Diese Idee - ausgesprochen auf einer
Kindergartenbeiratsitzung im Jahre 1997 - war der Beginn
unserer Chor-Existenz.
Um es "gleich richtig" zu machen, trafen wir uns ab
Februar wöchentlich zu fünfzehnt bei mir im Wohnzimmer.
Nach drei Monaten mit der "Biene
Maja", "Geh aus, mein Herz" und dem "Kindergartenlied"
fühlten wir uns gerüstet für das Jubiläum Ende Mai.
Die Resonanz war sehr freundlich und es meldeten viele ihr
Interesse an, weiter zu singen. Das brachte so viel
Schwung in die Geschichte, dass wir auf Namensuche gingen
und uns "Musenkuss" nannten - der Name ein Programm.
Auf der Suche nach einer Möglichkeit, uns zu
konstituieren, fanden wir bei der Volkshochschule Ellerau
offene Ohren und mit dem Bürgerhaus Ellerau einen
Probenraum, wie er idealer kaum sein kann: Wir haben viel
Platz und ein ganz brauchbares E-Klavier.
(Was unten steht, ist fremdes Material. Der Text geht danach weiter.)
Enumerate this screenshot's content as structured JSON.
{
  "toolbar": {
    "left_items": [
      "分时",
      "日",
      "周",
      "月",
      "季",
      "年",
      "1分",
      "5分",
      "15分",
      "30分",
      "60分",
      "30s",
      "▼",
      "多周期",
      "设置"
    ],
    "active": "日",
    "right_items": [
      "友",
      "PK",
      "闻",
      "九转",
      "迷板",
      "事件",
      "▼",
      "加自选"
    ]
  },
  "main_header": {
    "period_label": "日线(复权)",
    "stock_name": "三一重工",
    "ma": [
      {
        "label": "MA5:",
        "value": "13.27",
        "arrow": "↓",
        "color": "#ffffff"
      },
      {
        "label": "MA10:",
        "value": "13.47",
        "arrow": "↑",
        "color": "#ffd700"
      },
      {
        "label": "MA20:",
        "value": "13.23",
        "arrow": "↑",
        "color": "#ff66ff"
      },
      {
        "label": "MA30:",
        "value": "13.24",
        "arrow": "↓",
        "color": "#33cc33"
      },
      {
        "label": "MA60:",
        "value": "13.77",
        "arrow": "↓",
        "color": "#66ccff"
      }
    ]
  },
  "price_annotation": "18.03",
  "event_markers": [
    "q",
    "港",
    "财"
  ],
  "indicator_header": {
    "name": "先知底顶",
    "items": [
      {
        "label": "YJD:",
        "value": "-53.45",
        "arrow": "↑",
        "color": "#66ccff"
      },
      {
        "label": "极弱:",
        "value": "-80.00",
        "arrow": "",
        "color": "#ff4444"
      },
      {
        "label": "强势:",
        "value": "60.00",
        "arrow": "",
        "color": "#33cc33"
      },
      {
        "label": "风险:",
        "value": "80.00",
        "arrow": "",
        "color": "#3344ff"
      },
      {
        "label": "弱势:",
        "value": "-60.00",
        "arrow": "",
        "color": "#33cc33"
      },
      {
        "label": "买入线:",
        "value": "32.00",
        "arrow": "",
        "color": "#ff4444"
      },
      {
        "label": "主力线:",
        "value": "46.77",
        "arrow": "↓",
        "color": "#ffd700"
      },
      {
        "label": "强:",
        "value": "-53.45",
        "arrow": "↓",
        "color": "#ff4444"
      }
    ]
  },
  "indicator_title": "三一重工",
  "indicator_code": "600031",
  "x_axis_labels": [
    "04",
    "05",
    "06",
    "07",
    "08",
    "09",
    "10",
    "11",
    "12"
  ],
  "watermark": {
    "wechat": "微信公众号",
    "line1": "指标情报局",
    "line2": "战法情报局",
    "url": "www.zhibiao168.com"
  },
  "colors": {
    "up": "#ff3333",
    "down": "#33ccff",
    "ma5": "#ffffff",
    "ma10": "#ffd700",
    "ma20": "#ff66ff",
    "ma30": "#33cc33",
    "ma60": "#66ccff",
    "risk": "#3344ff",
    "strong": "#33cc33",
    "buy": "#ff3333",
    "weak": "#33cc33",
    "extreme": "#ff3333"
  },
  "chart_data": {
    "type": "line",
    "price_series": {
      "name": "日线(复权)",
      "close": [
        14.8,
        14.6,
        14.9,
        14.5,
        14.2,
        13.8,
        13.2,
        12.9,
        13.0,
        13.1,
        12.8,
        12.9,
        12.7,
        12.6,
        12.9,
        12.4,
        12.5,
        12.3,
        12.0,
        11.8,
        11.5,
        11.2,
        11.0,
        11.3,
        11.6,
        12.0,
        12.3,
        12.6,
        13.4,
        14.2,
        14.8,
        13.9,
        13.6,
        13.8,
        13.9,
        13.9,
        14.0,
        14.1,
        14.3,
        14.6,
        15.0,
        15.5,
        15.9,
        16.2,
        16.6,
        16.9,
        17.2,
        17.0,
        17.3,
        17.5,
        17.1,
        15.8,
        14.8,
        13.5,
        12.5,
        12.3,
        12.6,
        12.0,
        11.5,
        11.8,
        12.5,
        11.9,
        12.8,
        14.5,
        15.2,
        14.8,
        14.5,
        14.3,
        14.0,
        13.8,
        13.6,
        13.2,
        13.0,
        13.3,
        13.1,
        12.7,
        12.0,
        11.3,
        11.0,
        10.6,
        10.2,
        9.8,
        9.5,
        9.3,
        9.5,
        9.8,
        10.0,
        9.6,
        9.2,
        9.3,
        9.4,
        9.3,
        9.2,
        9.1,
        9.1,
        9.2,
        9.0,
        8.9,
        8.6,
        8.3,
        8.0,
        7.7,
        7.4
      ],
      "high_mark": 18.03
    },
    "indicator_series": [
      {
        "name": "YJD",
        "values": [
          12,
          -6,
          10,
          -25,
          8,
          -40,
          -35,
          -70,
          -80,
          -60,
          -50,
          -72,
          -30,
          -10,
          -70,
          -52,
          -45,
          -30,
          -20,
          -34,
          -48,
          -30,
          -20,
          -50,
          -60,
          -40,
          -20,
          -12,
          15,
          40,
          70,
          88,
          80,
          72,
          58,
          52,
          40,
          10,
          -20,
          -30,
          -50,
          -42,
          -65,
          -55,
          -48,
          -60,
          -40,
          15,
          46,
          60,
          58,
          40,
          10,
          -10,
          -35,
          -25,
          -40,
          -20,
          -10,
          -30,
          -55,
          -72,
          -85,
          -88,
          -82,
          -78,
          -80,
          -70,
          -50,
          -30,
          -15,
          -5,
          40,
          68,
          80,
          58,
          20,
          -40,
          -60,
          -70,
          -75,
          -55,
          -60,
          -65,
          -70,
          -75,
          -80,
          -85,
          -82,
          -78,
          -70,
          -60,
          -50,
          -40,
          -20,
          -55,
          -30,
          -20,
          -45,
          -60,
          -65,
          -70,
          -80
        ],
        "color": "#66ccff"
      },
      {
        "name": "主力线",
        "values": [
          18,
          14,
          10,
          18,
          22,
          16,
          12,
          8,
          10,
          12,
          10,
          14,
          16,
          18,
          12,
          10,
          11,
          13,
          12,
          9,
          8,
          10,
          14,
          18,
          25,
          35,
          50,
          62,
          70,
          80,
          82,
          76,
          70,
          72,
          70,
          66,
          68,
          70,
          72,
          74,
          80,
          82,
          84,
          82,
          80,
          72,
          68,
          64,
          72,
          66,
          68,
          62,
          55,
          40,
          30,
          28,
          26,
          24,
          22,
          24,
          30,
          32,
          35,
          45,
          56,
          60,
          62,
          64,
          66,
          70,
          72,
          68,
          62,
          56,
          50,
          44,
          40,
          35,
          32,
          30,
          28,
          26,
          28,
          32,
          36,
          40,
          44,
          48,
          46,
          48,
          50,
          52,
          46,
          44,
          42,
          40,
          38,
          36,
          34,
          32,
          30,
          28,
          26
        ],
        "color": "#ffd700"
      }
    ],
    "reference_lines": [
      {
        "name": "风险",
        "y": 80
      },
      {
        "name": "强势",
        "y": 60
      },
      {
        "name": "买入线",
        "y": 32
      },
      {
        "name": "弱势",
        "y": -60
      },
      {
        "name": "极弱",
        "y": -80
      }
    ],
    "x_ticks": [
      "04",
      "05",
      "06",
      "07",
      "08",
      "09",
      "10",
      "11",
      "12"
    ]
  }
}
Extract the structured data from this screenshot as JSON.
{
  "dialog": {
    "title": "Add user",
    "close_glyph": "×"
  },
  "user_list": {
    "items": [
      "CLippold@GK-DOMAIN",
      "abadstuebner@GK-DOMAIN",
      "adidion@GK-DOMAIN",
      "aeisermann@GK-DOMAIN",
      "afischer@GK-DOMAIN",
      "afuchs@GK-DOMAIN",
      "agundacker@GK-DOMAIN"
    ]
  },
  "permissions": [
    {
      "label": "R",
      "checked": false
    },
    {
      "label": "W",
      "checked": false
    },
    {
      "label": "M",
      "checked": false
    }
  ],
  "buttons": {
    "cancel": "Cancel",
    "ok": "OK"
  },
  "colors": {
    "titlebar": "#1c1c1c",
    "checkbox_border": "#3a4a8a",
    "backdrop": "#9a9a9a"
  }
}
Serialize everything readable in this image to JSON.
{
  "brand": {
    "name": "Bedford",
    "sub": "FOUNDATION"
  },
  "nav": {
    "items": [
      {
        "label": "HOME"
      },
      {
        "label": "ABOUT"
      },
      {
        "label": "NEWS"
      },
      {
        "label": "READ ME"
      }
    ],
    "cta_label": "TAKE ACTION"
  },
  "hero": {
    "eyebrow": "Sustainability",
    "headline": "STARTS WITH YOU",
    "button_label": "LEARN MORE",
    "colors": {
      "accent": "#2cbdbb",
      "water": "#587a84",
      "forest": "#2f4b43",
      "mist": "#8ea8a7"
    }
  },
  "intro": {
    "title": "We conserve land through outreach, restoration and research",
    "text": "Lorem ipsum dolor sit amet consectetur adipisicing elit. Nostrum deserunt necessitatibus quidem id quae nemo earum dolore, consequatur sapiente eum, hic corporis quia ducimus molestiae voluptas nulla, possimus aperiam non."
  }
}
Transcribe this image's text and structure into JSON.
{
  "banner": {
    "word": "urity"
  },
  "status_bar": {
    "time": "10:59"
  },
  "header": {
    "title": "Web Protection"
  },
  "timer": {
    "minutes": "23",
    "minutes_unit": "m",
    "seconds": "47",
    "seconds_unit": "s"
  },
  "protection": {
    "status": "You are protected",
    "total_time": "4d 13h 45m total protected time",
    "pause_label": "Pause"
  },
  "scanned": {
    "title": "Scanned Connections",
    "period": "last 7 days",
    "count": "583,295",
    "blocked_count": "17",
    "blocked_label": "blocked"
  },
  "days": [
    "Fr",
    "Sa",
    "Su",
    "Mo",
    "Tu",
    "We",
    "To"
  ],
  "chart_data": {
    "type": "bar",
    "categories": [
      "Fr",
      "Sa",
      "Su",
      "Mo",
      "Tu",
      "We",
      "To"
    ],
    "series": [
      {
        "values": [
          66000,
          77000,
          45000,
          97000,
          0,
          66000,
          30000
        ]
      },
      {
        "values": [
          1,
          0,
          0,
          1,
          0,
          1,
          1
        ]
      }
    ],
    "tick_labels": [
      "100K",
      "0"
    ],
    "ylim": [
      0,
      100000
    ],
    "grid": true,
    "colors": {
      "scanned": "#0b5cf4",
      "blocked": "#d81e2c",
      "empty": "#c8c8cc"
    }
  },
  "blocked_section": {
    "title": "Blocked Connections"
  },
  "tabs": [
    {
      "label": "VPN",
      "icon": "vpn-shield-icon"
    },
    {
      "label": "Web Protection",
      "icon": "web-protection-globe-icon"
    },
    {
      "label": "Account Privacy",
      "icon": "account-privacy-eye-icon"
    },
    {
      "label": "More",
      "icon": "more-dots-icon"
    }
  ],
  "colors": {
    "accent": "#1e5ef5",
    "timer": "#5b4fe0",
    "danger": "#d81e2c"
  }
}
Aus fünfzehn wurden fünfunddreißig Chorsängerinnen und
-sänger, wobei die Männerstimmen durch nun bereits einige
eiserne Bässe und Tenöre respektive Tenoretten vertreten
sind. Mit der Zeit findet jede Stimme ihren Platz im
harmonischen Gefüge des Chores.
Um dieses etwas anschaulicher zu machen, nachfolgend
die...
Chorpraktische Lebenskunde
Wer bin ich?
Theoretisch ist alles möglich. Im Normalfall verteilen
sich die Frauenstimmen auf Sopran (hoch) und Alt (tief),
die Männer auf Tenor (hoch) und Bass (tief). So lautet
eine korrekte Antwort auf Frage 1. so: "Ich bin Tenor!"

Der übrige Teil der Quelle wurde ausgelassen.